I once read an article about autism and relationships where the author only focused on the negative sides of autism and why it’s so difficult to be in a relationship with an autistic person. In my article I want to tell a bit about my relationship with my boyfriend and how well it actually works.
Prejudices about autism spectrum disorders (ASD)
Autistic people have issues with communication and social interaction. A lot of people think that as a result of that autistic people can’t be romantic or affectionate. They think that we can’t show empathy, have friends or be in a relationship. The author of the article, I mentioned, even doubted if autistic people can show interest in a conversation with their partner.
Autism is a spectrum
Some prejudices about autism might be right for some people, but it’s important to remember that autism is a spectrum. Not every autistic person has every symptom and the severity of each symptom might differ as well. I know there are autistic people, who struggle with relationships. But there are also autistic people, who don’t struggle. People like me. None of the prejudices mentioned above fit to me. So here I want to share my story.
I met my boyfriend in the beginning of 2018. We became a couple in May and moved together in December. It all happened quite fast if I look back at it, but we just fit together so perfectly that it is great for us to live together. We enjoy every moment of it and are totally in love.
Getting to know each other
I first got to know my boyfriend, when I started studying at a university college. As I’m autistic, I can get a mentor at my uni. A mentor is mostly someone from a higher semester, who can help you structure your work. My boyfriend was in his fourth semester, when we met. We got along really well, and I told him so many things that weren’t actually related to my studies. I just felt like I could share anything with him.
At some point he added me on Facebook. I got quite confused by that. I think a lot in boxes, and he wasn’t in the friends box. I mean, how should he? He was hired and payed to help me. He was kind of working for me. That just didn’t fit together in my head. You can probably guess that I got even more confused, when he asked me, if we should meet and get a cup of coffee or lunch.
Autism and flirting
I’m not good at flirting. And I’m not good at noticing if someone is flirting with me either. So, I really didn’t get that my boyfriend was interested in me. He was tutoring our whole class, so whenever we were in the same classroom, he looked at me a lot and he was extremely nice and caring. But I just thought he wanted to be friends.
I guess, I did notice that he was flirting with me, when we met outside of uni for the first time. He was complementing me a lot and he was just so sweet. But I wasn’t even sure if we were friends. So how should I have known if he really was showing interest in me? I was really confused.
Being on a date without noticing it
When we went out for lunch, I thought that it was just us getting to know each other, maybe becoming friends. I didn’t think it was a date. But you have probably guessed by now that it was a date. So, after the date my boyfriend was on a study trip and we didn’t see each other for around two weeks. We were constantly texting. When I told my friends about him, everyone said that it definitely was a date. I was so confused that I asked my boyfriend directly. I know most people wouldn’t do that, but I really needed to know for sure, if he was interested in me. And he was. For him it was a date.
Becoming a couple
I was quite excited that he was interested in me. I really liked him as well. But I had a hard time letting him into my life. I really wanted to, but I don’t like changes. And it was a huge change to get into a relationship and have a boyfriend. So, we took things slowly. But when we finally got together, we were really in love.

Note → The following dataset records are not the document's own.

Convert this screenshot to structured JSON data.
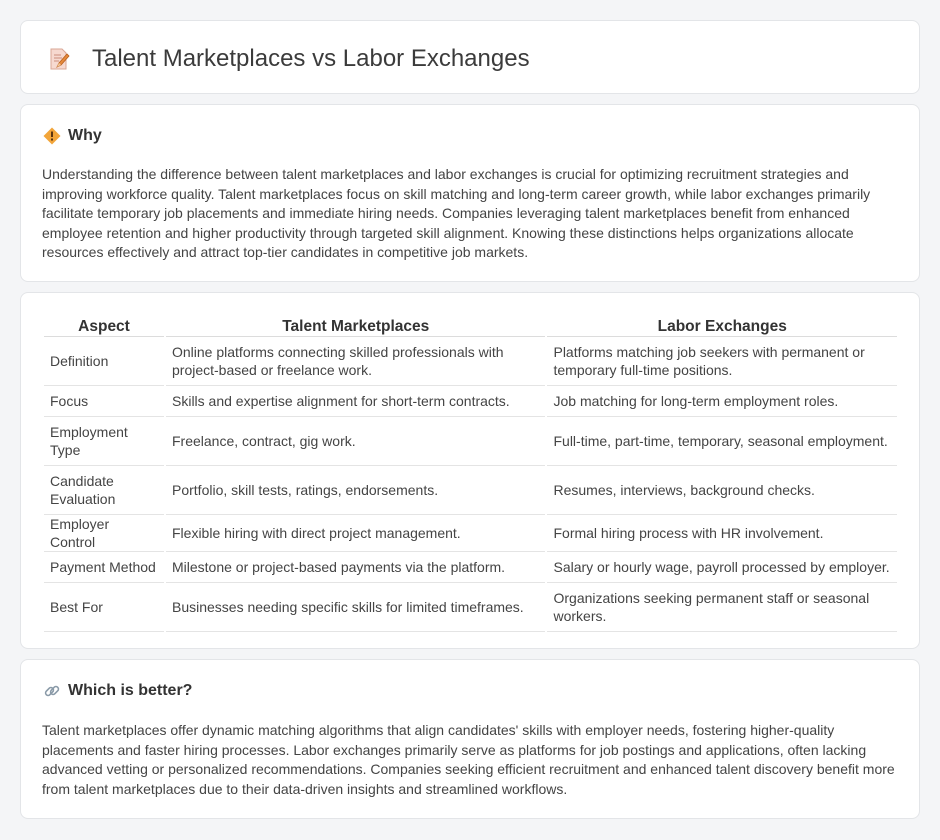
{
  "header": {
    "title": "Talent Marketplaces vs Labor Exchanges",
    "icon": "document-pencil-icon"
  },
  "why": {
    "title": "Why",
    "icon": "diamond-warning-icon",
    "text": "Understanding the difference between talent marketplaces and labor exchanges is crucial for optimizing recruitment strategies and improving workforce quality. Talent marketplaces focus on skill matching and long-term career growth, while labor exchanges primarily facilitate temporary job placements and immediate hiring needs. Companies leveraging talent marketplaces benefit from enhanced employee retention and higher productivity through targeted skill alignment. Knowing these distinctions helps organizations allocate resources effectively and attract top-tier candidates in competitive job markets."
  },
  "table": {
    "headers": [
      "Aspect",
      "Talent Marketplaces",
      "Labor Exchanges"
    ],
    "rows": [
      [
        "Definition",
        "Online platforms connecting skilled professionals with project-based or freelance work.",
        "Platforms matching job seekers with permanent or temporary full-time positions."
      ],
      [
        "Focus",
        "Skills and expertise alignment for short-term contracts.",
        "Job matching for long-term employment roles."
      ],
      [
        "Employment Type",
        "Freelance, contract, gig work.",
        "Full-time, part-time, temporary, seasonal employment."
      ],
      [
        "Candidate Evaluation",
        "Portfolio, skill tests, ratings, endorsements.",
        "Resumes, interviews, background checks."
      ],
      [
        "Employer Control",
        "Flexible hiring with direct project management.",
        "Formal hiring process with HR involvement."
      ],
      [
        "Payment Method",
        "Milestone or project-based payments via the platform.",
        "Salary or hourly wage, payroll processed by employer."
      ],
      [
        "Best For",
        "Businesses needing specific skills for limited timeframes.",
        "Organizations seeking permanent staff or seasonal workers."
      ]
    ]
  },
  "better": {
    "title": "Which is better?",
    "icon": "link-icon",
    "text": "Talent marketplaces offer dynamic matching algorithms that align candidates' skills with employer needs, fostering higher-quality placements and faster hiring processes. Labor exchanges primarily serve as platforms for job postings and applications, often lacking advanced vetting or personalized recommendations. Companies seeking efficient recruitment and enhanced talent discovery benefit more from talent marketplaces due to their data-driven insights and streamlined workflows."
  }
}
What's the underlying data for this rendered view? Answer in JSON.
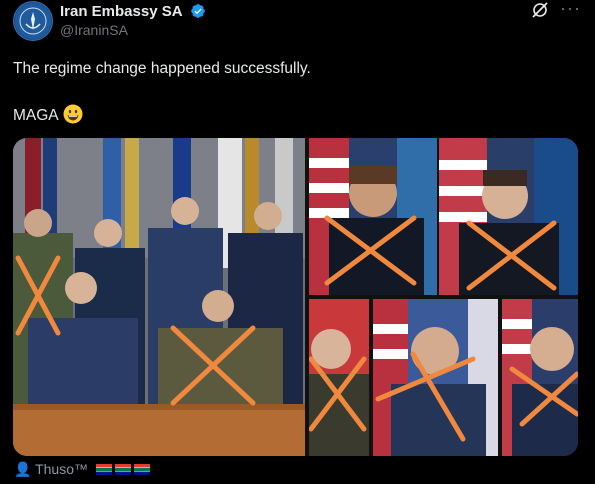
{
  "post": {
    "author_name": "Iran Embassy SA",
    "author_handle": "@IraninSA",
    "text": "The regime change happened successfully.",
    "text2": "MAGA",
    "emoji": "grinning-face"
  },
  "icons": {
    "verified": "verified-badge-icon",
    "grok": "grok-icon",
    "more": "more-icon",
    "avatar": "embassy-logo"
  },
  "footer": {
    "label": "Thuso™",
    "flags_emoji": "🇿🇦🇿🇦🇿🇦"
  },
  "colors": {
    "background": "#000000",
    "text": "#e7e9ea",
    "muted": "#71767b",
    "verified": "#1d9bf0",
    "cross": "#f0883e"
  }
}
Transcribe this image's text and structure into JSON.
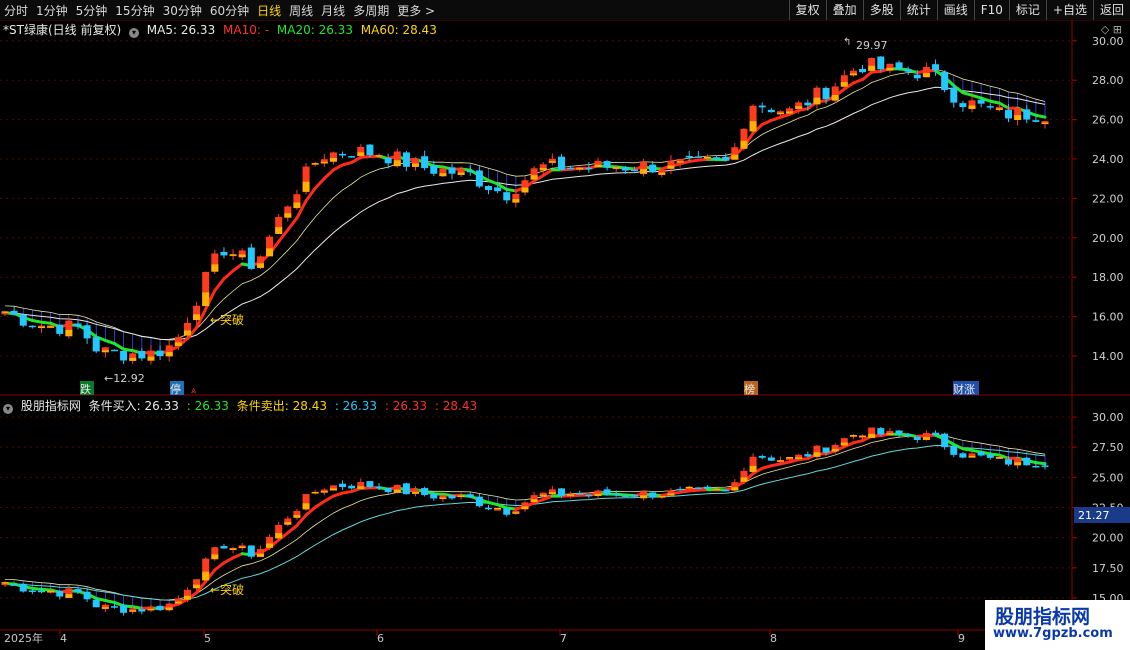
{
  "toolbar": {
    "periods": [
      "分时",
      "1分钟",
      "5分钟",
      "15分钟",
      "30分钟",
      "60分钟",
      "日线",
      "周线",
      "月线",
      "多周期",
      "更多 >"
    ],
    "active_period": "日线",
    "tools": [
      "复权",
      "叠加",
      "多股",
      "统计",
      "画线",
      "F10",
      "标记",
      "+自选",
      "返回"
    ]
  },
  "main_header": {
    "title": "*ST绿康(日线 前复权)",
    "ma5": "MA5: 26.33",
    "ma10": "MA10: -",
    "ma20": "MA20: 26.33",
    "ma60": "MA60: 28.43"
  },
  "sub_header": {
    "name": "股朋指标网",
    "buy_label": "条件买入: 26.33",
    "v1": ": 26.33",
    "sell_label": "条件卖出: 28.43",
    "v2": ": 26.33",
    "v3": ": 26.33",
    "v4": ": 28.43"
  },
  "annotations": {
    "break_main": "←突破",
    "break_sub": "←突破",
    "low": "←12.92",
    "high": "29.97",
    "tags": [
      "跌",
      "停",
      "榜",
      "财涨"
    ]
  },
  "price_box": "21.27",
  "x_axis": {
    "year": "2025年",
    "months": [
      "4",
      "5",
      "6",
      "7",
      "8",
      "9"
    ]
  },
  "main_y_ticks": [
    "30.00",
    "28.00",
    "26.00",
    "24.00",
    "22.00",
    "20.00",
    "18.00",
    "16.00",
    "14.00"
  ],
  "sub_y_ticks": [
    "30.00",
    "27.50",
    "25.00",
    "22.50",
    "20.00",
    "17.50",
    "15.00"
  ],
  "watermark": {
    "line1": "股朋指标网",
    "line2": "www.7gpzb.com"
  },
  "colors": {
    "up": "#ff3b1e",
    "down": "#22c8ff",
    "ma_up": "#ff2a1a",
    "ma_down": "#22e62a",
    "ma60": "#e8e8e8",
    "band": "#3a4cff",
    "yellow": "#ffd400"
  }
}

Open and direct communication
I think our relation differs most from others when it comes to communication. We are extremely direct. Already after our first date my boyfriend started to talk to me about how he felt about me, so that I would know. Because I am bad at figuring it out myself. And I was always really opened about how ready I was to get into a relationship, so that he would know.
If my boyfriend has a bad day, I can’t always get why. I’m just not good at it. So, he’s used to telling me directly. For him it’s no problem and for me it means that I can actually be there for him.
Because of my autism there could be more misunderstandings in our relationship. For example, I’m not really good at reading facial expressions. So, I might think that my boyfriend is angry, but he is actually just tired. Really early in our relationship I started asking, when I wasn’t sure about, how my boyfriend felt. I could imagine that that actually helps us prevent conflicts even earlier than other couples. I also think that I got my boyfriend to be more open, because I am. Whenever he worries about something, he tells me right away as well.
A relationship is possible
When my boyfriend and I started dating we both researched online about autism and relationships. But the only things we could find were about how much autistic people were struggling with relationships. There were no success stories at all. So that’s why I wanted to share my story. I want you to know that it can actually be possible to be autistic and in a relationship.